2. L’article 112 du Code des marchés publics dispose quant à lui que « Le titulaire d'un marché public de travaux, d'un marché public de services ou d'un marché industriel peut sous-traiter l'exécution de certaines parties de son marché à condition d'avoir obtenu du pouvoir adjudicateur l'acceptation de chaque sous-traitant et l'agrément de ses conditions de paiement ».
3. L’article 1710 du Code civil définit le contrat d’entreprise, également appelé contrat de louage d’ouvrage ou d’industrie, comme : « un contrat par lequel l'une des parties s'engage à faire quelque chose pour l'autre, moyennant un prix convenu entre elles ». L’article 2 du Code des marchés publics (édition 1964) précisait déjà : « Le titulaire d'un marché public ayant le caractère de contrat d'entreprise peut sous-traiter l'exécution de certaines parties de son marché à condition d'avoir obtenu de la collectivité ou de l'établissement public contractant l'acceptation de chaque sous-traitant et l'agrément des conditions de paiement de chaque contrat de sous-traitance ». Le droit à sous-traiter n’existe donc pas pour les titulaires de marchés publics de fournitures courantes.

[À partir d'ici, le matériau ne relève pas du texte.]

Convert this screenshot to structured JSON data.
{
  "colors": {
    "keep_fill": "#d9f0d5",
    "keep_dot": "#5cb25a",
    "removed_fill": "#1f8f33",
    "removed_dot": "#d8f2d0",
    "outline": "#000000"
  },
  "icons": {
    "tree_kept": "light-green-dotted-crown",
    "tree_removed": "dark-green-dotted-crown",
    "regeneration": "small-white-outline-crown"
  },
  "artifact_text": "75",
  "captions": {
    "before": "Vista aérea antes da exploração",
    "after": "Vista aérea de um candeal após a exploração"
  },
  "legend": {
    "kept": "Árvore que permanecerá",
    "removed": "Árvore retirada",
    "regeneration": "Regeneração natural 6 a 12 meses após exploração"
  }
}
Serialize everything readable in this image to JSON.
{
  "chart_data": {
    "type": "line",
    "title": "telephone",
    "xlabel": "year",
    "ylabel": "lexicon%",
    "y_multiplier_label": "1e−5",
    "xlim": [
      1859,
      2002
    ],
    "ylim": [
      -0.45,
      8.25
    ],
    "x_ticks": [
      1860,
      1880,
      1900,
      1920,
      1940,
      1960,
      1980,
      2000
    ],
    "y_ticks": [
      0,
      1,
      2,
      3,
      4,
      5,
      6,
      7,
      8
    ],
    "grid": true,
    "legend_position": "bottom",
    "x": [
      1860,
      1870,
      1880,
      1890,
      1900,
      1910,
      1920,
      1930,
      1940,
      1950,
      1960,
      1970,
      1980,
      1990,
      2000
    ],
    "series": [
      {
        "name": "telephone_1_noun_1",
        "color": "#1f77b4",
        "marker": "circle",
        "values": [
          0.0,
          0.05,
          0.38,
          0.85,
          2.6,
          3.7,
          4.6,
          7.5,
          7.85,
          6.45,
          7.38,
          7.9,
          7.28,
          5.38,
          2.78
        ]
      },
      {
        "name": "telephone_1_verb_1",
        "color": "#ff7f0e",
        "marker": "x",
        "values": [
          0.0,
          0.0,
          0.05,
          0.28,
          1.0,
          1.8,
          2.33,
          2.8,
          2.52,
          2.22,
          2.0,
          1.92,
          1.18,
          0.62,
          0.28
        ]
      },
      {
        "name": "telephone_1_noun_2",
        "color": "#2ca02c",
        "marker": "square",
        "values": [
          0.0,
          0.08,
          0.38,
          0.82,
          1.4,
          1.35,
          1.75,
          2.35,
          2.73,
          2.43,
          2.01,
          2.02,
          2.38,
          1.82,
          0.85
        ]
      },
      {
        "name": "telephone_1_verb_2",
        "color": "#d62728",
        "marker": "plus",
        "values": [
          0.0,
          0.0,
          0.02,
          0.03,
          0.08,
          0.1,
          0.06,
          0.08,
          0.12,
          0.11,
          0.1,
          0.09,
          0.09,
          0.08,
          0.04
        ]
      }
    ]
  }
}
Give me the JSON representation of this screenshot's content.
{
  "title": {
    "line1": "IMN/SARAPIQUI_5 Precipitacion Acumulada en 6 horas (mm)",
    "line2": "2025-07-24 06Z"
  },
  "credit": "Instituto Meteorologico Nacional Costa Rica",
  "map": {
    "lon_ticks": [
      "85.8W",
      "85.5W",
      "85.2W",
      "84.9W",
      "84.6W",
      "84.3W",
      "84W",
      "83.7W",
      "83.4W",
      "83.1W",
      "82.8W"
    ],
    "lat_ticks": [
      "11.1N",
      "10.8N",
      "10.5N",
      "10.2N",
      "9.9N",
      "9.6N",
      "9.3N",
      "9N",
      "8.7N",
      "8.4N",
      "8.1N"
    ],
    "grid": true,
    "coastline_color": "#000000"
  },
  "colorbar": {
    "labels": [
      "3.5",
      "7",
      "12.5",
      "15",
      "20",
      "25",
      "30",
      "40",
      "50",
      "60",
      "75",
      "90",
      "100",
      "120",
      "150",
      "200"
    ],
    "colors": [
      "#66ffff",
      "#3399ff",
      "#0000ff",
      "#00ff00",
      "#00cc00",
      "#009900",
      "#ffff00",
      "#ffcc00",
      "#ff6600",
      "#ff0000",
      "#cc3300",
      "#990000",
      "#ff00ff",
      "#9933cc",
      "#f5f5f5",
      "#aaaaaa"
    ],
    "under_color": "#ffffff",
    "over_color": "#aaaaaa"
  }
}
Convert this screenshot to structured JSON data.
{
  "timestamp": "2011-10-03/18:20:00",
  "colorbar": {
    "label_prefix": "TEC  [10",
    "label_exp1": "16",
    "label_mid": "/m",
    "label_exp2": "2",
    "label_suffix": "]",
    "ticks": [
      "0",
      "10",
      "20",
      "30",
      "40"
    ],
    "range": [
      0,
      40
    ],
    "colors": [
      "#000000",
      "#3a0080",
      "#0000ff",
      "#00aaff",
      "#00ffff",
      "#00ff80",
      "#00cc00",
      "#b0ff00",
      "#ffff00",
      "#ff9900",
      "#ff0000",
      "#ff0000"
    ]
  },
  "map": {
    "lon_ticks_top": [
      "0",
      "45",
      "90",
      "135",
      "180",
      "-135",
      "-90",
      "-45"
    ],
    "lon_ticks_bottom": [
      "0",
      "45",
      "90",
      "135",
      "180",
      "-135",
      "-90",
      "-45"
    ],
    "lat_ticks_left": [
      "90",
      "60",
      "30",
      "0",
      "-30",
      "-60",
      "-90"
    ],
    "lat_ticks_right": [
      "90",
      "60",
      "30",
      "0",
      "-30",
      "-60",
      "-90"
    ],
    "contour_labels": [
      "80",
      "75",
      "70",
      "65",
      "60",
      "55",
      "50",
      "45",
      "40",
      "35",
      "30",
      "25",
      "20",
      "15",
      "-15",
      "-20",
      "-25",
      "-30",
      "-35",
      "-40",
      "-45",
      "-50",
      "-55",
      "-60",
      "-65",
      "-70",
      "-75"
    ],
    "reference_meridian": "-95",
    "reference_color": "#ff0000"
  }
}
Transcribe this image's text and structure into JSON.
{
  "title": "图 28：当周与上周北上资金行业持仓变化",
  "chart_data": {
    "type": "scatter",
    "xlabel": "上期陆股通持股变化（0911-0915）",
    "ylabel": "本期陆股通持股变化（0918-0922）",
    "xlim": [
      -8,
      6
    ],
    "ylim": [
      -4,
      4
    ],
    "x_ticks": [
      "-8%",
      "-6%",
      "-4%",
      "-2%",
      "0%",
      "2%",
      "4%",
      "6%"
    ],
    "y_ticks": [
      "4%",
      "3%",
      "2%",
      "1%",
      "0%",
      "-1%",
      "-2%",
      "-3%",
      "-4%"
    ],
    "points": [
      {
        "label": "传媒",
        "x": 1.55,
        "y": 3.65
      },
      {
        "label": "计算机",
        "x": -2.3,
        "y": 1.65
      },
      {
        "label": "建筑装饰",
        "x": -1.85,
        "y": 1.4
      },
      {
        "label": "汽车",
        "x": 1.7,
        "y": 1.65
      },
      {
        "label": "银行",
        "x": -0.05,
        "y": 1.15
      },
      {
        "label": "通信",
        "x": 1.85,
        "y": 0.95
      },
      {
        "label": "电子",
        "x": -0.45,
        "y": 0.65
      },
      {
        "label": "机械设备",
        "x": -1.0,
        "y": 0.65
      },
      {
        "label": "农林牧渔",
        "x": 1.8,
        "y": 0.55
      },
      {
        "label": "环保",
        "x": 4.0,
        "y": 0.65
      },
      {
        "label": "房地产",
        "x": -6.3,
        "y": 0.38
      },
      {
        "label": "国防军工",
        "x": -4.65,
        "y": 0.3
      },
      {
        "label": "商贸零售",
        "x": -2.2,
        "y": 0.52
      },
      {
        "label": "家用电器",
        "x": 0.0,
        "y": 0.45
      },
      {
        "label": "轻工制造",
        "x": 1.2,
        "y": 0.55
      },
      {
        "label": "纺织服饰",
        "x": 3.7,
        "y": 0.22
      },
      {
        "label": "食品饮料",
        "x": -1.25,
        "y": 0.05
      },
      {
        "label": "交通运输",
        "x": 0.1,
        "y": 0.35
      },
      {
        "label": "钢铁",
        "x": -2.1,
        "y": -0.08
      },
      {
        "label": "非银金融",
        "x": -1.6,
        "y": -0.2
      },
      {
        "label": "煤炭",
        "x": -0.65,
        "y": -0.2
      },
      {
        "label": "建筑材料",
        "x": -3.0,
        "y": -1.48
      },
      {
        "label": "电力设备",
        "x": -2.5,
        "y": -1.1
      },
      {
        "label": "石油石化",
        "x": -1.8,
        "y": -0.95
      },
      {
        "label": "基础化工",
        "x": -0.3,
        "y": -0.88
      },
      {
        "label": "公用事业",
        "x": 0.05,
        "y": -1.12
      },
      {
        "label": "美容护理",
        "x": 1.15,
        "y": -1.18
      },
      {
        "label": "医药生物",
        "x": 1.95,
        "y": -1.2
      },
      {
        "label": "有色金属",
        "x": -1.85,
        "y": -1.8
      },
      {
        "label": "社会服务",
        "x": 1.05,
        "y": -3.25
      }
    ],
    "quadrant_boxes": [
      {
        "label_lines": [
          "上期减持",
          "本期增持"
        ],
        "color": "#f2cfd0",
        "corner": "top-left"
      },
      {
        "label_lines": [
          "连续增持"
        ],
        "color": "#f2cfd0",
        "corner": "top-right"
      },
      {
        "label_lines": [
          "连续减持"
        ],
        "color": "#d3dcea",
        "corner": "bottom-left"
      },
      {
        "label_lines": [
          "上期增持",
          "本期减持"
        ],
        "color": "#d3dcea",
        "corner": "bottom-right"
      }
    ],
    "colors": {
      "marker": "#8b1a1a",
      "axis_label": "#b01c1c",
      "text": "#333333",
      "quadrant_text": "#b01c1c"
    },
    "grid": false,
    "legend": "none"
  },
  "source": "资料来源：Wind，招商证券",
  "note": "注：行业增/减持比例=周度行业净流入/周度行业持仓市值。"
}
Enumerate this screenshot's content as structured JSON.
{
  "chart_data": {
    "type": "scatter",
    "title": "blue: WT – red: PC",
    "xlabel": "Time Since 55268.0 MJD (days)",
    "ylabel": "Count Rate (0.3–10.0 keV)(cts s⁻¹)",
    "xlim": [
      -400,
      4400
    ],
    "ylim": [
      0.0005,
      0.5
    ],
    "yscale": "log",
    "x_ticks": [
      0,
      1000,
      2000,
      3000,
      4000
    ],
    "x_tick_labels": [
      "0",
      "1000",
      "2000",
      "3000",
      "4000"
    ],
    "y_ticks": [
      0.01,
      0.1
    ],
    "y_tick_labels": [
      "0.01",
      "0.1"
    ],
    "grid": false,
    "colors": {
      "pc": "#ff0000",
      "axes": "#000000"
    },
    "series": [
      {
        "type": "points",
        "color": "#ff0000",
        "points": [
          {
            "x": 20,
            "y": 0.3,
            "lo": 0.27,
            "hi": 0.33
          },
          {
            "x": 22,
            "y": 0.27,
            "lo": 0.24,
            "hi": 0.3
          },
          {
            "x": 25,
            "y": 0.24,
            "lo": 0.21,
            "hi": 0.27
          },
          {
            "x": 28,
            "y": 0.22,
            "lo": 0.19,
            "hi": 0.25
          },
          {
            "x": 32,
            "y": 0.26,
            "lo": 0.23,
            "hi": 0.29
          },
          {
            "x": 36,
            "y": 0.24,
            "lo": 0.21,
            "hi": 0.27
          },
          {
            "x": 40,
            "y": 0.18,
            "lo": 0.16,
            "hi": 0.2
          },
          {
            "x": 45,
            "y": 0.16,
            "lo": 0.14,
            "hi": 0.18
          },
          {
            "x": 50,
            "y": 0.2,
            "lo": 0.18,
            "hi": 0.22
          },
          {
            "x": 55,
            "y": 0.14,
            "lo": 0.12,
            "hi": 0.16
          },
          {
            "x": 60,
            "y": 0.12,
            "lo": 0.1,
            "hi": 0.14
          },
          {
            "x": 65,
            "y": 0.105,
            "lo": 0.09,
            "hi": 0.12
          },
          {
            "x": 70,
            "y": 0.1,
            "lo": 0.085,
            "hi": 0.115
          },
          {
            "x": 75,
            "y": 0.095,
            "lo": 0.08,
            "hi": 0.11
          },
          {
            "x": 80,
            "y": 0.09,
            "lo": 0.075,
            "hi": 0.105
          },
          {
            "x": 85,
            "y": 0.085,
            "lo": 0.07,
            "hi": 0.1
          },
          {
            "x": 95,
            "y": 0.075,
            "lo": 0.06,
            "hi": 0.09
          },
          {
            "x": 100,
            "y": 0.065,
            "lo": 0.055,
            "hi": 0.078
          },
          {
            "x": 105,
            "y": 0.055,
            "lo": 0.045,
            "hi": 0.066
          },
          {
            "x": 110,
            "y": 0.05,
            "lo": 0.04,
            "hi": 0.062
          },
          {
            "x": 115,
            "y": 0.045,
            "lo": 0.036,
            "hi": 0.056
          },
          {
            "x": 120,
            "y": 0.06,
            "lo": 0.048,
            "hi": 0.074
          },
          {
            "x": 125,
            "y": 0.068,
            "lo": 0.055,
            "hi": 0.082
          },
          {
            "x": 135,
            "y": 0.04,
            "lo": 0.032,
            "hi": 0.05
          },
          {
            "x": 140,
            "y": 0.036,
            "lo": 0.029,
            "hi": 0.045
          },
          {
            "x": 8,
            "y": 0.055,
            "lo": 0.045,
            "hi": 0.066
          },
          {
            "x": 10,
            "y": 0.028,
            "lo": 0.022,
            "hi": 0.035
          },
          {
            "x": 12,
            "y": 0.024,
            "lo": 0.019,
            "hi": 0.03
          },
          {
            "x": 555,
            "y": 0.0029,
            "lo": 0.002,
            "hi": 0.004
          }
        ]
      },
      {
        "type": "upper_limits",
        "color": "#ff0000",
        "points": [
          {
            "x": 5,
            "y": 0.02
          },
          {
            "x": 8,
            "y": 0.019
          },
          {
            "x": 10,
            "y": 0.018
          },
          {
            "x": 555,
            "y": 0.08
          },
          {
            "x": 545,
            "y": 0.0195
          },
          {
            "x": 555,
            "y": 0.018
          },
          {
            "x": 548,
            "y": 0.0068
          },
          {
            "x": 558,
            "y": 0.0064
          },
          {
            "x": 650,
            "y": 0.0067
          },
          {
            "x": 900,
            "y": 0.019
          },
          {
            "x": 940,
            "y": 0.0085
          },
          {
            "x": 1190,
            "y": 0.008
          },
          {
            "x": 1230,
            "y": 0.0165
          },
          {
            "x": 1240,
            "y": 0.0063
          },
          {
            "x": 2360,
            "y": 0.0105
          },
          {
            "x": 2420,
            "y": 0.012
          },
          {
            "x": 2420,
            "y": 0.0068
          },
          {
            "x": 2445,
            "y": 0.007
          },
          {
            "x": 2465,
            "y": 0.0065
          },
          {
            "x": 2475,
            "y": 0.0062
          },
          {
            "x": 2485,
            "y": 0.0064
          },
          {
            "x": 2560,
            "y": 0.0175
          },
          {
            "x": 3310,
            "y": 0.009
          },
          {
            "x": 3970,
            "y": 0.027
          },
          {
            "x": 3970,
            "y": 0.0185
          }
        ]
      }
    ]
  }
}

4. Voir aussi l’instruction n°77-35-B1-MO du 9 mars 1977 précitée : « Il peut être convenu que la personne fournira seulement son travail ou son industrie ou qu’elle fournira aussi la matière. Dans le premier cas, le contrat constitue sans aucun doute un contrat de louage d’ouvrage pur et simple. Dans le second cas, il n’y a pas forcément louage d’ouvrage, mais vente à livrer si la valeur des fournitures employées est supérieure à celle des prestations prévues ».
5. Lorsqu’un marché est mixte parce qu’il a pour objet à la fois des services et des fournitures, il convient de prendre en compte la prestation dominante - Article 1er III du Code des marchés publics : « Lorsqu'un marché public a pour objet à la fois des services et des fournitures, il est un marché de services si la valeur de ceux-ci dépasse celle des fournitures achetées ».